I'm using snakemake version 5.13.0 inside a fresh conda environment. I want to run snakemake inside a screen (I'm connecting to an RHPC). My pipeline works fine on the RHPC normally but not inside a screen. I'm using the github wrappers version 0.51.0. Some give an error immediately when the rule starts (fi cutadapt and bwa/samse), others work inside the screen (fi fastqc and bwa/aln). Error-message:
RuleException:
CalledProcessError in line 26 of <>/rules/fastq.smk:
Command 'source <>/anaconda3/bin/activate '<>/.snakemake/conda/adcaa278'; set -euo pipefail; python <>/.snakemake/scripts/tmp5lehgfn3.wrapper.py' returned non-zero exit status 1.
- The first line works: source /<>/anaconda3/bin/activate '/<>/.snakemake/conda/adcaa278'. It activates an environment.
- The second line gives no error: set -euo pipefail.
- With the third line: python <>/.snakemake/scripts/tmp5lehgfn3.wrapper.py'. My screen ends and cannot be resumed.

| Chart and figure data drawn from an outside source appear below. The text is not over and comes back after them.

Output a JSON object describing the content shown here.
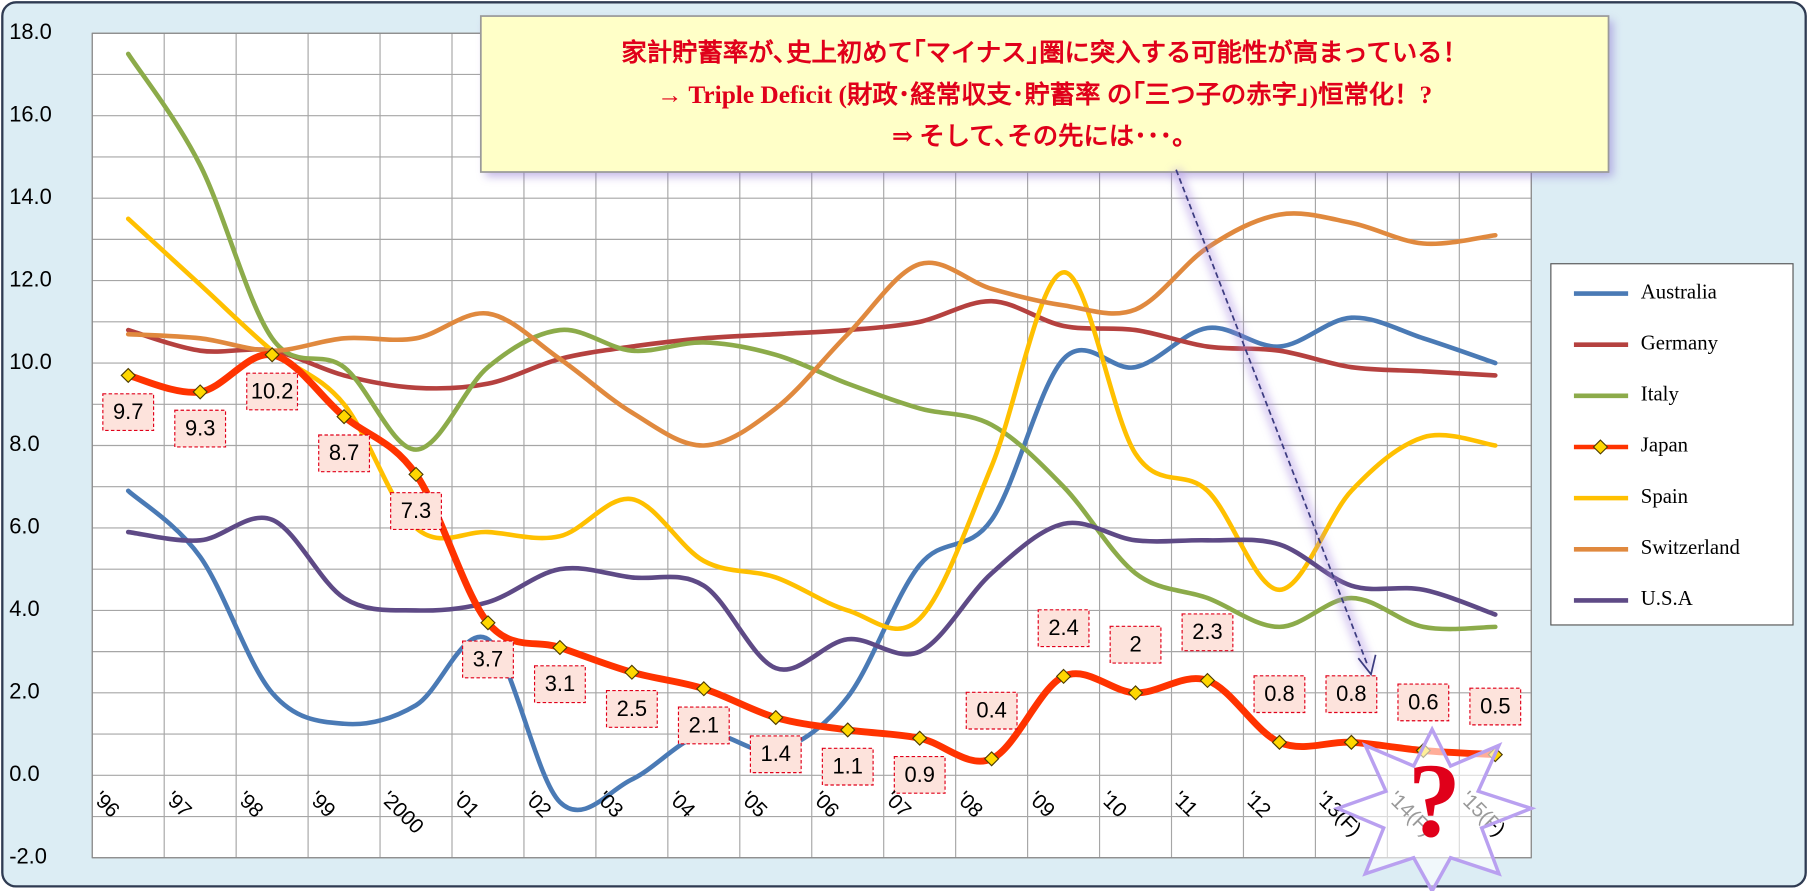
{
  "chart_data": {
    "type": "line",
    "categories": [
      "'96",
      "'97",
      "'98",
      "'99",
      "'2000",
      "'01",
      "'02",
      "'03",
      "'04",
      "'05",
      "'06",
      "'07",
      "'08",
      "'09",
      "'10",
      "'11",
      "'12",
      "'13(F)",
      "'14(F)",
      "'15(F)"
    ],
    "ylim": [
      -2,
      18
    ],
    "yticks": [
      {
        "value": -2,
        "label": "-2.0"
      },
      {
        "value": 0,
        "label": "0.0"
      },
      {
        "value": 2,
        "label": "2.0"
      },
      {
        "value": 4,
        "label": "4.0"
      },
      {
        "value": 6,
        "label": "6.0"
      },
      {
        "value": 8,
        "label": "8.0"
      },
      {
        "value": 10,
        "label": "10.0"
      },
      {
        "value": 12,
        "label": "12.0"
      },
      {
        "value": 14,
        "label": "14.0"
      },
      {
        "value": 16,
        "label": "16.0"
      },
      {
        "value": 18,
        "label": "18.0"
      }
    ],
    "grid": true,
    "legend": "right",
    "series": [
      {
        "name": "Australia",
        "color": "#4a7ab5",
        "values": [
          6.9,
          5.3,
          2.0,
          1.25,
          1.7,
          3.3,
          -0.65,
          -0.1,
          1.0,
          0.6,
          1.9,
          5.1,
          6.2,
          10.1,
          9.9,
          10.85,
          10.4,
          11.1,
          10.6,
          10.0
        ]
      },
      {
        "name": "Germany",
        "color": "#b5413f",
        "values": [
          10.8,
          10.3,
          10.3,
          9.7,
          9.4,
          9.5,
          10.1,
          10.4,
          10.6,
          10.7,
          10.8,
          11.0,
          11.5,
          10.9,
          10.8,
          10.4,
          10.3,
          9.9,
          9.8,
          9.7
        ]
      },
      {
        "name": "Italy",
        "color": "#8cab4a",
        "values": [
          17.5,
          14.8,
          10.6,
          9.9,
          7.9,
          9.9,
          10.8,
          10.3,
          10.5,
          10.2,
          9.5,
          8.9,
          8.5,
          7.0,
          4.9,
          4.3,
          3.6,
          4.3,
          3.6,
          3.6
        ]
      },
      {
        "name": "Japan",
        "color": "#ff3300",
        "values": [
          9.7,
          9.3,
          10.2,
          8.7,
          7.3,
          3.7,
          3.1,
          2.5,
          2.1,
          1.4,
          1.1,
          0.9,
          0.4,
          2.4,
          2.0,
          2.3,
          0.8,
          0.8,
          0.6,
          0.5
        ]
      },
      {
        "name": "Spain",
        "color": "#ffc000",
        "values": [
          13.5,
          11.9,
          10.3,
          9.0,
          6.0,
          5.9,
          5.8,
          6.7,
          5.2,
          4.8,
          4.0,
          3.8,
          7.5,
          12.2,
          7.8,
          6.9,
          4.5,
          6.9,
          8.2,
          8.0
        ]
      },
      {
        "name": "Switzerland",
        "color": "#e0893e",
        "values": [
          10.7,
          10.6,
          10.3,
          10.6,
          10.6,
          11.2,
          10.1,
          8.8,
          8.0,
          8.9,
          10.7,
          12.4,
          11.8,
          11.4,
          11.3,
          12.8,
          13.6,
          13.4,
          12.9,
          13.1
        ]
      },
      {
        "name": "U.S.A",
        "color": "#5e4a86",
        "values": [
          5.9,
          5.7,
          6.2,
          4.3,
          4.0,
          4.2,
          5.0,
          4.8,
          4.6,
          2.6,
          3.3,
          3.0,
          4.9,
          6.1,
          5.7,
          5.7,
          5.6,
          4.6,
          4.5,
          3.9
        ]
      }
    ],
    "annotations": [
      "家計貯蓄率が､史上初めて｢マイナス｣圏に突入する可能性が高まっている！",
      "→ Triple Deficit (財政･経常収支･貯蓄率 の｢三つ子の赤字｣)恒常化！?",
      "⇒ そして､その先には･･･。",
      "?"
    ]
  }
}
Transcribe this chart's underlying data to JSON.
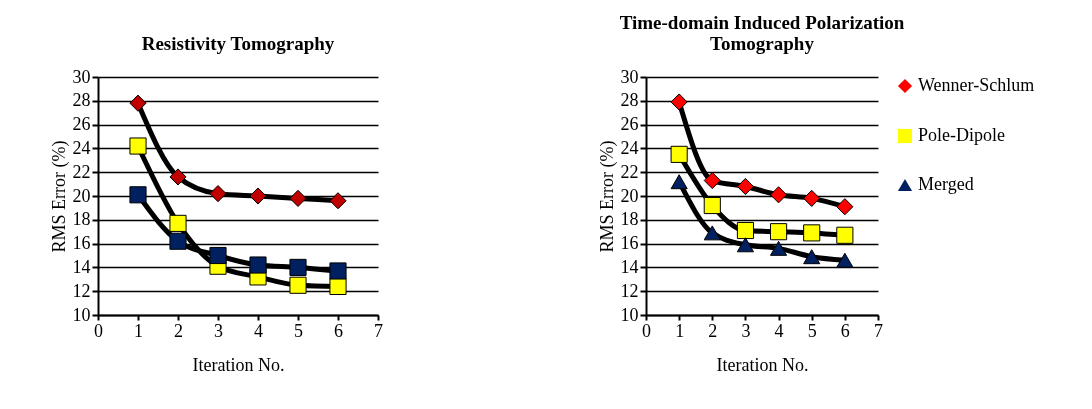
{
  "chart_data": [
    {
      "type": "line",
      "title": "Resistivity Tomography",
      "xlabel": "Iteration No.",
      "ylabel": "RMS Error (%)",
      "x": [
        1,
        2,
        3,
        4,
        5,
        6
      ],
      "xlim": [
        0,
        7
      ],
      "xticks": [
        0,
        1,
        2,
        3,
        4,
        5,
        6,
        7
      ],
      "ylim": [
        10,
        30
      ],
      "yticks": [
        10,
        12,
        14,
        16,
        18,
        20,
        22,
        24,
        26,
        28,
        30
      ],
      "grid": "y",
      "legend": false,
      "series": [
        {
          "color": "#c00000",
          "marker": "diamond",
          "values": [
            27.8,
            21.6,
            20.2,
            20.0,
            19.8,
            19.6
          ]
        },
        {
          "color": "#ffff00",
          "marker": "square",
          "values": [
            24.2,
            17.7,
            14.1,
            13.2,
            12.5,
            12.4
          ]
        },
        {
          "color": "#002060",
          "marker": "square",
          "values": [
            20.1,
            16.2,
            15.0,
            14.2,
            14.0,
            13.7
          ]
        }
      ]
    },
    {
      "type": "line",
      "title": "Time-domain Induced Polarization Tomography",
      "xlabel": "Iteration No.",
      "ylabel": "RMS Error (%)",
      "x": [
        1,
        2,
        3,
        4,
        5,
        6
      ],
      "xlim": [
        0,
        7
      ],
      "xticks": [
        0,
        1,
        2,
        3,
        4,
        5,
        6,
        7
      ],
      "ylim": [
        10,
        30
      ],
      "yticks": [
        10,
        12,
        14,
        16,
        18,
        20,
        22,
        24,
        26,
        28,
        30
      ],
      "grid": "y",
      "legend": "right",
      "series": [
        {
          "name": "Wenner-Schlum",
          "color": "#ff0000",
          "marker": "diamond",
          "values": [
            27.9,
            21.3,
            20.8,
            20.1,
            19.8,
            19.1
          ]
        },
        {
          "name": "Pole-Dipole",
          "color": "#ffff00",
          "marker": "square",
          "values": [
            23.5,
            19.2,
            17.1,
            17.0,
            16.9,
            16.7
          ]
        },
        {
          "name": "Merged",
          "color": "#002060",
          "marker": "triangle",
          "values": [
            21.2,
            16.9,
            15.9,
            15.6,
            14.9,
            14.6
          ]
        }
      ]
    }
  ]
}
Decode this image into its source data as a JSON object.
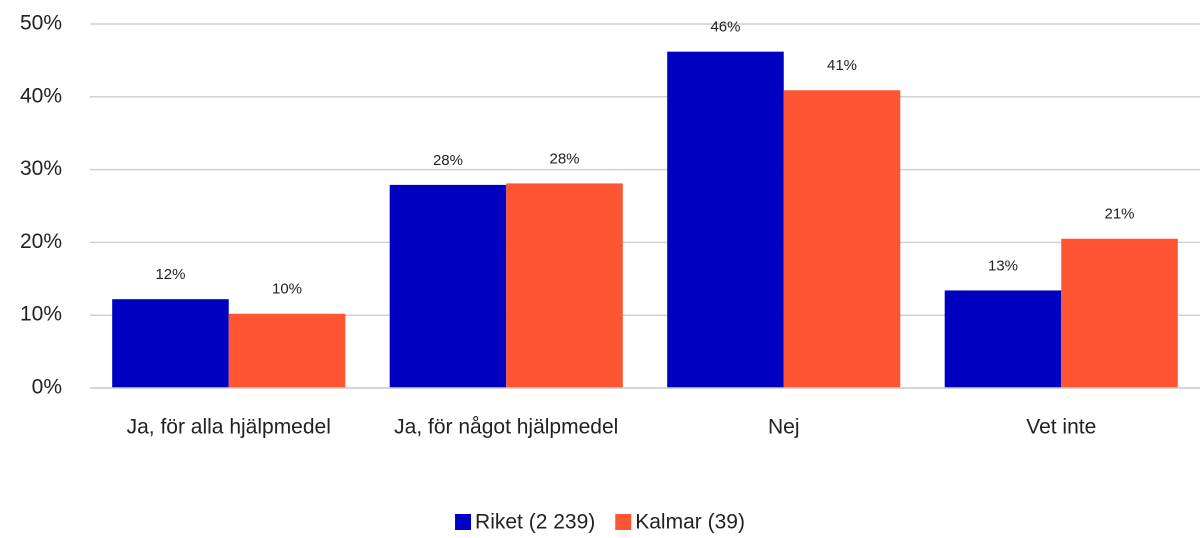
{
  "chart_data": {
    "type": "bar",
    "categories": [
      "Ja, för alla hjälpmedel",
      "Ja, för något hjälpmedel",
      "Nej",
      "Vet inte"
    ],
    "series": [
      {
        "name": "Riket (2 239)",
        "color": "#0000c0",
        "values": [
          12.2,
          27.9,
          46.2,
          13.4
        ],
        "value_labels": [
          "12%",
          "28%",
          "46%",
          "13%"
        ]
      },
      {
        "name": "Kalmar (39)",
        "color": "#ff5533",
        "values": [
          10.2,
          28.1,
          40.9,
          20.5
        ],
        "value_labels": [
          "10%",
          "28%",
          "41%",
          "21%"
        ]
      }
    ],
    "ylim": [
      0,
      50
    ],
    "yticks": [
      {
        "value": 0,
        "label": "0%"
      },
      {
        "value": 10,
        "label": "10%"
      },
      {
        "value": 20,
        "label": "20%"
      },
      {
        "value": 30,
        "label": "30%"
      },
      {
        "value": 40,
        "label": "40%"
      },
      {
        "value": 50,
        "label": "50%"
      }
    ],
    "grid": true,
    "legend": "bottom"
  }
}
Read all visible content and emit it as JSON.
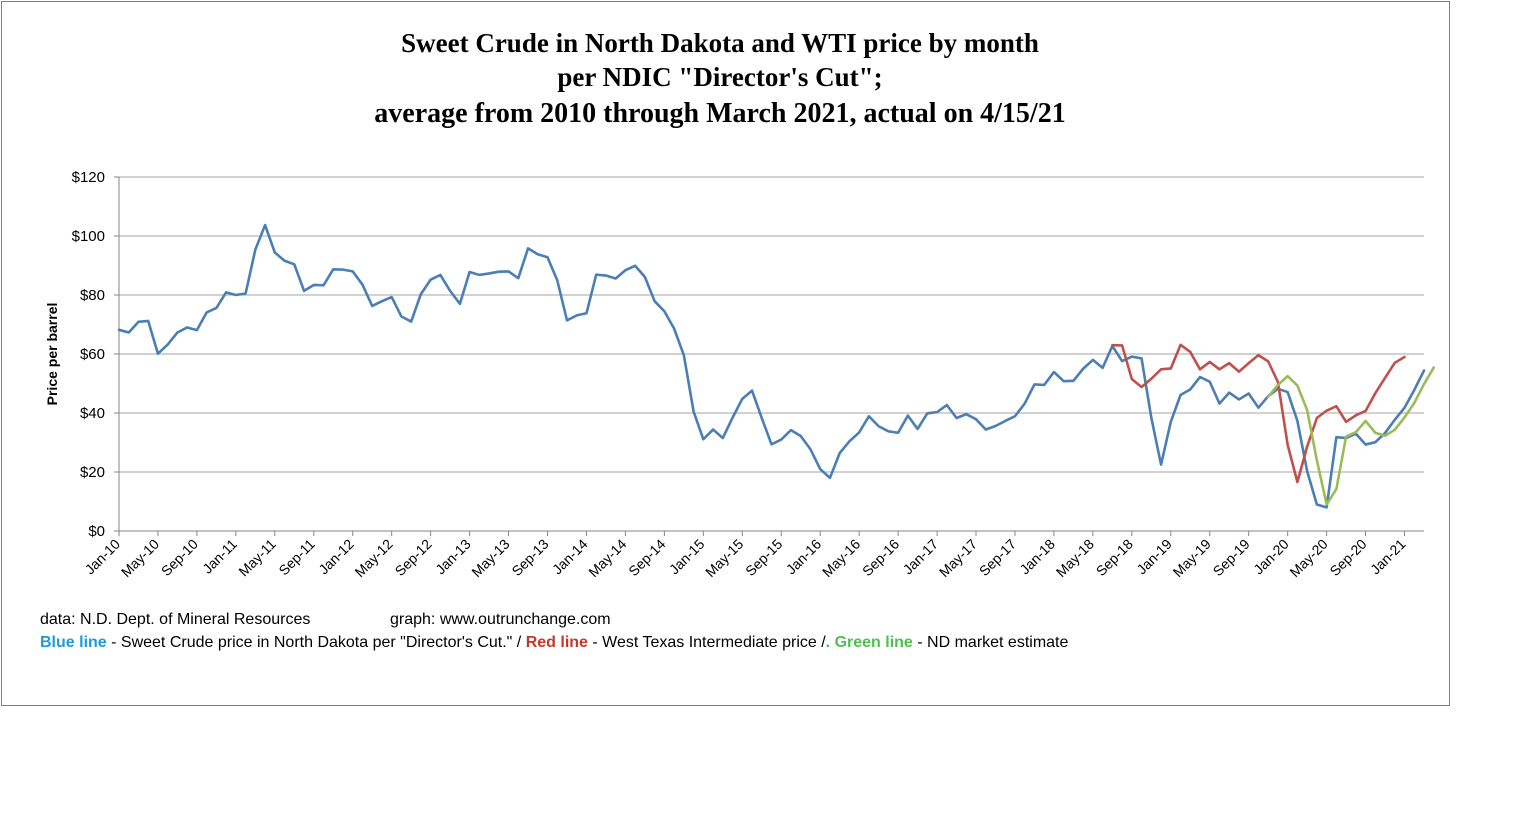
{
  "title": {
    "line1": "Sweet Crude in North Dakota and WTI price by month",
    "line2": "per NDIC \"Director's Cut\";",
    "line3": "average from 2010 through March 2021, actual on 4/15/21"
  },
  "notes": {
    "source": "data: N.D. Dept. of Mineral Resources",
    "graph": "graph:  www.outrunchange.com",
    "legend_blue": "Blue line",
    "legend_blue_text": " - Sweet Crude price in North Dakota per \"Director's Cut.\"  /  ",
    "legend_red": "Red line",
    "legend_red_text": " - West Texas Intermediate price  /",
    "legend_green": ". Green line",
    "legend_green_text": " - ND market estimate"
  },
  "colors": {
    "blue": "#4a7eb5",
    "red": "#c0504d",
    "green": "#9bbb59",
    "grid": "#a6a6a6"
  },
  "chart_data": {
    "type": "line",
    "ylabel": "Price per barrel",
    "ylim": [
      0,
      120
    ],
    "y_ticks": [
      0,
      20,
      40,
      60,
      80,
      100,
      120
    ],
    "y_tick_labels": [
      "$0",
      "$20",
      "$40",
      "$60",
      "$80",
      "$100",
      "$120"
    ],
    "x_tick_labels": [
      "Jan-10",
      "May-10",
      "Sep-10",
      "Jan-11",
      "May-11",
      "Sep-11",
      "Jan-12",
      "May-12",
      "Sep-12",
      "Jan-13",
      "May-13",
      "Sep-13",
      "Jan-14",
      "May-14",
      "Sep-14",
      "Jan-15",
      "May-15",
      "Sep-15",
      "Jan-16",
      "May-16",
      "Sep-16",
      "Jan-17",
      "May-17",
      "Sep-17",
      "Jan-18",
      "May-18",
      "Sep-18",
      "Jan-19",
      "May-19",
      "Sep-19",
      "Jan-20",
      "May-20",
      "Sep-20",
      "Jan-21"
    ],
    "x_range": [
      "Jan-10",
      "Mar-21"
    ],
    "grid": true,
    "series": [
      {
        "name": "Sweet Crude price in North Dakota",
        "color": "#4a7eb5",
        "start": "Jan-10",
        "values": [
          68.2,
          67.3,
          70.9,
          71.2,
          60.1,
          63.2,
          67.3,
          69.0,
          68.1,
          74.1,
          75.6,
          80.9,
          80.0,
          80.5,
          95.4,
          103.7,
          94.4,
          91.6,
          90.4,
          81.4,
          83.4,
          83.3,
          88.7,
          88.6,
          88.0,
          83.5,
          76.3,
          77.9,
          79.3,
          72.7,
          71.0,
          80.3,
          85.2,
          86.8,
          81.4,
          77.0,
          87.8,
          86.8,
          87.3,
          87.9,
          88.0,
          85.7,
          95.8,
          93.8,
          92.8,
          85.0,
          71.4,
          73.1,
          73.8,
          86.9,
          86.6,
          85.6,
          88.4,
          89.9,
          86.1,
          77.9,
          74.5,
          68.6,
          59.6,
          40.5,
          31.1,
          34.4,
          31.5,
          38.4,
          44.8,
          47.6,
          38.3,
          29.4,
          31.0,
          34.2,
          32.2,
          27.7,
          21.0,
          18.0,
          26.4,
          30.4,
          33.4,
          38.9,
          35.5,
          33.8,
          33.3,
          39.1,
          34.6,
          39.9,
          40.3,
          42.7,
          38.3,
          39.6,
          37.9,
          34.4,
          35.6,
          37.3,
          38.9,
          43.2,
          49.7,
          49.5,
          53.9,
          50.8,
          50.9,
          55.0,
          58.0,
          55.3,
          62.7,
          57.6,
          59.1,
          58.5,
          38.4,
          22.5,
          37.0,
          46.1,
          48.0,
          52.2,
          50.6,
          43.2,
          46.9,
          44.6,
          46.6,
          41.8,
          45.7,
          48.2,
          47.1,
          37.3,
          20.3,
          9.0,
          8.0,
          31.8,
          31.5,
          33.0,
          29.3,
          30.1,
          33.2,
          37.7,
          41.8,
          47.8,
          54.4
        ]
      },
      {
        "name": "West Texas Intermediate price",
        "color": "#c0504d",
        "start": "Jul-18",
        "values": [
          63.0,
          62.9,
          51.5,
          48.8,
          51.6,
          54.8,
          55.1,
          63.1,
          60.7,
          54.8,
          57.3,
          54.8,
          56.9,
          54.0,
          56.9,
          59.6,
          57.5,
          50.5,
          29.2,
          16.6,
          28.6,
          38.3,
          40.8,
          42.3,
          37.0,
          39.2,
          40.7,
          46.7,
          51.9,
          57.0,
          59.0
        ]
      },
      {
        "name": "ND market estimate",
        "color": "#9bbb59",
        "start": "Nov-19",
        "values": [
          45.5,
          49.5,
          52.5,
          49.3,
          41.0,
          24.0,
          9.0,
          14.2,
          32.0,
          33.5,
          37.3,
          33.3,
          32.3,
          34.3,
          38.5,
          43.4,
          49.8,
          55.4
        ]
      }
    ]
  }
}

With the cutadapt wrapper. I'm getting also this error:
Traceback (most recent call last):
File "/<>/.snakemake/scripts/tmpwzmtyh5y.wrapper.py", line 3, in <module>
emake-wrappers/raw/0.51.0/bio/cutadapt/seq\xe3ub.'); from snakemake.logging import logger; logger.printshellcmds = False; __real_file__ = __file__; __file__ = '/<>/https:/github.com/snakemake/snakemake-wrappers/raw/0.51.0/bio/cutadapt/se/wrapper.py';
File "/<>/.linuxbrew/Cellar/python/2.7.11/lib/python2.7/pickle.py", line 1388, in loads
return Unpickler(file).load()
File "/<>/.linuxbrew/Cellar/python/2.7.11/lib/python2.7/pickle.py", line 864, in load
dispatch[key](self)
File "/<>/.linuxbrew/Cellar/python/2.7.11/lib/python2.7/pickle.py", line 892, in load_proto
raise ValueError, "unsupported pickle protocol: %d" % proto
ValueError: unsupported pickle protocol: 3
My colleague helped me out. It turns out I have a different $PATH inside my screen than outside my screen. Inside my screen it called my linuxbrew python instead of my conda python while outside my screen the order in my $PATH is the other way around.